Because of the name, I immediately understood that this was probably being thrown by the client-side Webpack logic which was failing to load a "page" in our application. Pages are split into separate bundles (also known as chunks) so that users only need to download them when they navigate to a route for that individual page.

At first we thought that the error was caused by mobile users with spotty cell service. The thinking was that a user would try to navigate to a new page, the request would fail because of a weak or interrupted connection, Webpack would throw the error when the request failed, and Sentry would store and report the error when the connection had been re-established. This assumption turned out to be incorrect and lulled us into a false sense of security that the error wasn't one we could fix.

A little later on we enabled the Release Tracking feature in Sentry which allowed us to correlate exceptions to individual releases and I noticed that the the error reports seemed to cluster around new releases.

By trying to replicate a simplified production release locally, I was able to figure out that the problem was one we could fix.
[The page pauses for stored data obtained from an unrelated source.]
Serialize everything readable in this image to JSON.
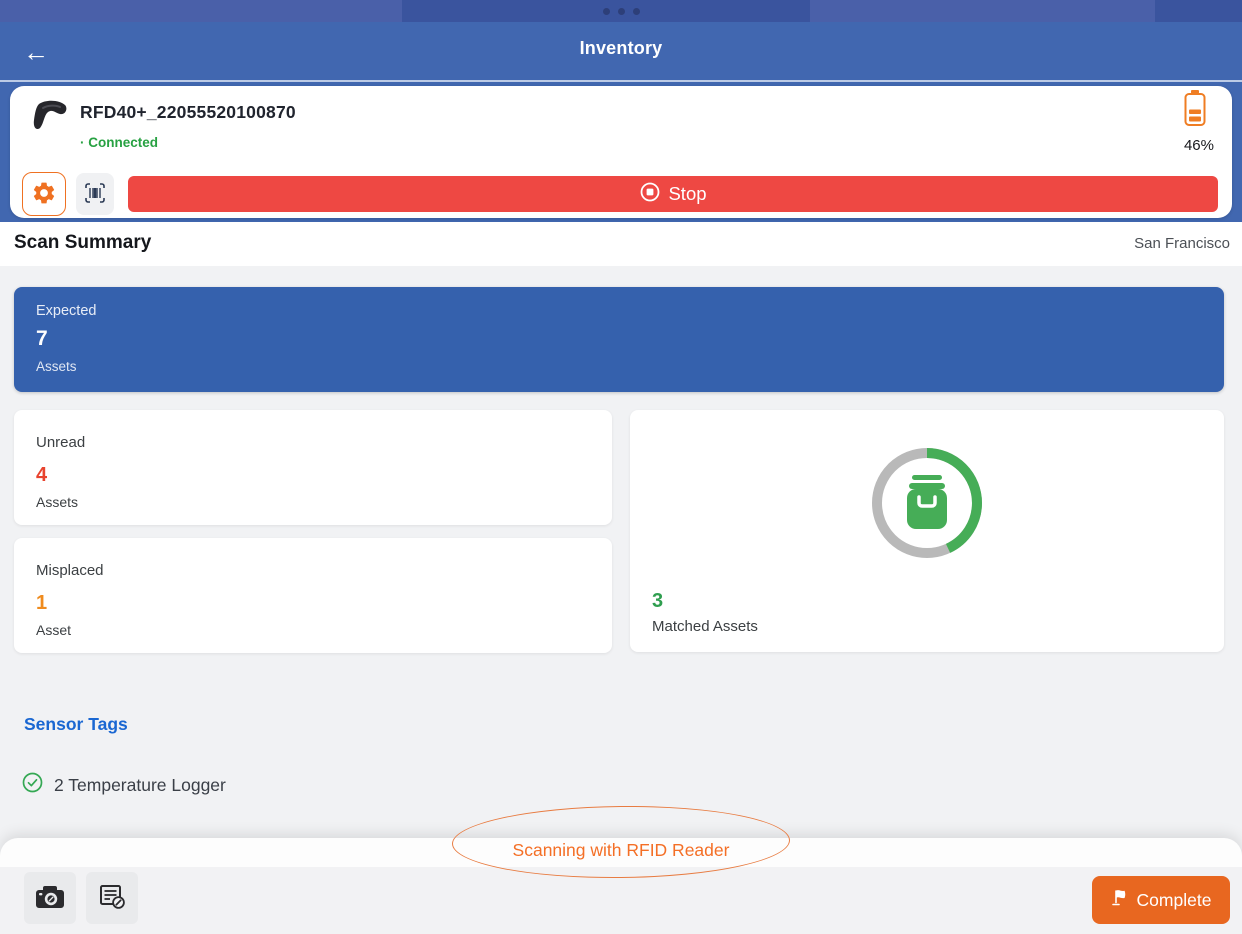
{
  "icons": {
    "back": "←"
  },
  "header": {
    "title": "Inventory"
  },
  "device": {
    "name": "RFD40+_22055520100870",
    "status": "· Connected",
    "battery_percent": "46%",
    "stop_label": "Stop"
  },
  "scan_summary": {
    "title": "Scan Summary",
    "location": "San Francisco",
    "cards": {
      "expected": {
        "label": "Expected",
        "value": "7",
        "unit": "Assets"
      },
      "unread": {
        "label": "Unread",
        "value": "4",
        "unit": "Assets"
      },
      "misplaced": {
        "label": "Misplaced",
        "value": "1",
        "unit": "Asset"
      },
      "matched": {
        "value": "3",
        "label": "Matched Assets",
        "progress_fraction": 0.43
      }
    }
  },
  "sensor_tags": {
    "title": "Sensor Tags",
    "items": [
      {
        "text": "2 Temperature Logger"
      }
    ]
  },
  "annotation": {
    "text": "Scanning with RFID Reader"
  },
  "footer": {
    "complete_label": "Complete"
  },
  "colors": {
    "statusbar_blue": "#3a549e",
    "header_blue": "#4167b0",
    "expected_blue": "#3561ad",
    "stop_red": "#ee4843",
    "accent_orange": "#e86720",
    "connected_green": "#27a142",
    "matched_green": "#2f9e4f",
    "ring_green": "#46ad57",
    "ring_gray": "#b9b9b9",
    "unread_red": "#e8432e",
    "misplaced_orange": "#ef8b1e",
    "link_blue": "#1a67d2"
  }
}
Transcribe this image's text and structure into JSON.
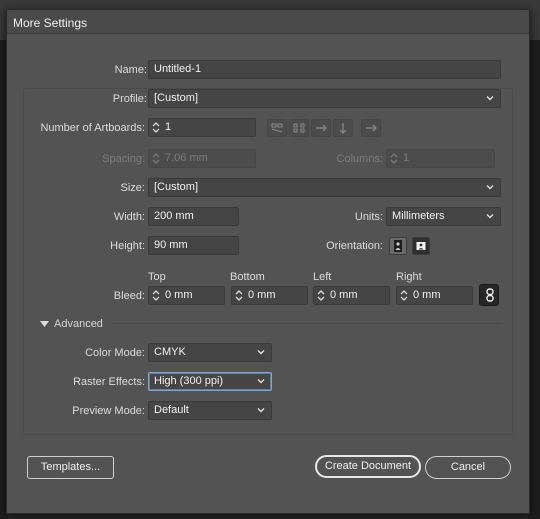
{
  "dialog": {
    "title": "More Settings"
  },
  "fields": {
    "name_label": "Name:",
    "name_value": "Untitled-1",
    "profile_label": "Profile:",
    "profile_value": "[Custom]",
    "artboards_label": "Number of Artboards:",
    "artboards_value": "1",
    "spacing_label": "Spacing:",
    "spacing_value": "7.06 mm",
    "columns_label": "Columns:",
    "columns_value": "1",
    "size_label": "Size:",
    "size_value": "[Custom]",
    "width_label": "Width:",
    "width_value": "200 mm",
    "units_label": "Units:",
    "units_value": "Millimeters",
    "height_label": "Height:",
    "height_value": "90 mm",
    "orientation_label": "Orientation:"
  },
  "bleed": {
    "label": "Bleed:",
    "top_label": "Top",
    "top_value": "0 mm",
    "bottom_label": "Bottom",
    "bottom_value": "0 mm",
    "left_label": "Left",
    "left_value": "0 mm",
    "right_label": "Right",
    "right_value": "0 mm"
  },
  "advanced": {
    "toggle_label": "Advanced",
    "color_mode_label": "Color Mode:",
    "color_mode_value": "CMYK",
    "raster_effects_label": "Raster Effects:",
    "raster_effects_value": "High (300 ppi)",
    "preview_mode_label": "Preview Mode:",
    "preview_mode_value": "Default"
  },
  "buttons": {
    "templates": "Templates...",
    "create": "Create Document",
    "cancel": "Cancel"
  }
}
The error occurred because each chunk's filename contains a hash based on it's content so that if the content changes, the application would be able to retrieve the updated chunk instead of using the old one stored in the browser's cache.

The manifest of chunk filenames that the application uses is only loaded on a full page load so if a user navigates to the application, we release a new version with updated pages, and, without doing a full page load, the user tries to navigate to one of those pages, the client application will try to request the old chunk filename contained in the manifest. At the time, we weren't using a CDN and instead serving static files directly from the server so requests for the old chunks would fail since they didn't exist within the application server's filesystem.

Using a CDN prevented the error from being thrown since the old chunks would still be cached for a certain period of time, but it didn't solve the core issue since users that were using our application during a new release would still be using the old client application as long as they kept the browser tab open.

I solved this issue by adding a try-catch around the navigation and page import logic so that if a page chunk request fails, the app will do a full page request via window.location instead of just a request for the individual chunk.